Ostracisme et positionnement idéologique réprouvé

Le Parti communiste français a fonctionné longtemps comme une contre-société avec ses structures politiques et de sociabilité, ses normes et une ligne à respecter. Il ne nous appartient pas de faire le récit des vagues d’exclusions et des listes noires, mais de pointer la douleur et parfois même la honte de ceux qui furent mis à l’écart,  eux et leurs proches, sous différents prétextes, contestation de la ligne officielle, interrogations sur la « patrie des travailleurs », etc. Les conséquences furent tragiques car les commissions des cadres de l’organisation usaient souvent de l’accusation de trahison, l’assortissant d’attaques contre les mœurs et la vie privée de leurs victimes. Des héros de la résistance en furent victimes, liquidés ou bannis pendant le conflit, exclus après-guerre lors des dernières purges staliniennes. Les travaux de Jean-Marc Berlière, de Franck Liaigre, de Sylvain Boulouque laissent entrevoir la douleur et la honte de ceux qui furent victimes de cet ostracisme [29] .
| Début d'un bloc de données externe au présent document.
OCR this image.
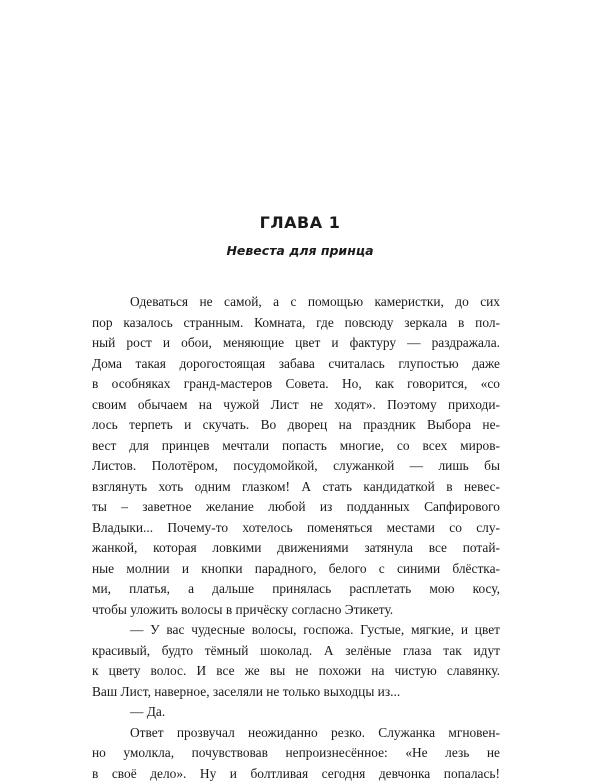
ГЛАВА 1
Невеста для принца
Одеваться не самой, а с помощью камеристки, до сих
пор казалось странным. Комната, где повсюду зеркала в пол-
ный рост и обои, меняющие цвет и фактуру — раздражала.
Дома такая дорогостоящая забава считалась глупостью даже
в особняках гранд-мастеров Совета. Но, как говорится, «со
своим обычаем на чужой Лист не ходят». Поэтому приходи-
лось терпеть и скучать. Во дворец на праздник Выбора не-
вест для принцев мечтали попасть многие, со всех миров-
Листов. Полотёром, посудомойкой, служанкой — лишь бы
взглянуть хоть одним глазком! А стать кандидаткой в невес-
ты – заветное желание любой из подданных Сапфирового
Владыки... Почему-то хотелось поменяться местами со слу-
жанкой, которая ловкими движениями затянула все потай-
ные молнии и кнопки парадного, белого с синими блёстка-
ми, платья, а дальше принялась расплетать мою косу,
чтобы уложить волосы в причёску согласно Этикету.
— У вас чудесные волосы, госпожа. Густые, мягкие, и цвет
красивый, будто тёмный шоколад. А зелёные глаза так идут
к цвету волос. И все же вы не похожи на чистую славянку.
Ваш Лист, наверное, заселяли не только выходцы из...
— Да.
Ответ прозвучал неожиданно резко. Служанка мгновен-
но умолкла, почувствовав непроизнесённое: «Не лезь не
в своё дело». Ну и болтливая сегодня девчонка попалась!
Un phénomène approchant — mais tout anachronisme et toute comparaison semblent devoir être bannis — frappa les familles de collaborateurs aux lendemains de 1945. Une nouvelle figure du « traître » apparut, englobant dans un même rejet profiteurs du marché noir, engagés dans des formations militaires au service de l’Allemagne nazie, journalistes parisiens ou provinciaux, ministres et hauts fonctionnaires du Maréchal, dirigeants et militants des partis de la collaboration. Les mémoires de collaborateurs épurés tentent de justifier leur engagement, expriment même parfois une nostalgie, pratiquement jamais de culpabilité, mais les témoignages de leurs enfants [30] , la fille d’Albert Beugras [31] , dirigeant du Parti populaire français de Jacques Doriot, le fils du journaliste Claude Jamet [32] , Dominique Fernandez, le fils de l’essayiste et journaliste Ramon Fernandez, attestent le déshonneur et la honte qui frappaient l’entourage des condamnés, pendant leur peine et même après, cantonnant leurs proches dans une contre-société de parias et de réprouvés, conduisant certains de leurs enfants à des engagements extrémistes. Marie Chaix évoque sa scolarité dans une institution religieuse :

« Au début, elles (les sœurs) durent évincer des parents bien nés qui, sachant la présence des petites B. dans l’école, firent des démarches pour que nous en partions. N’y parvenant pas, ils interdirent au moins à leurs filles de nous fréquenter. Mais les visages qui se fermaient, les dos qui se tournaient ne nous faisaient pas pleurer [33] . »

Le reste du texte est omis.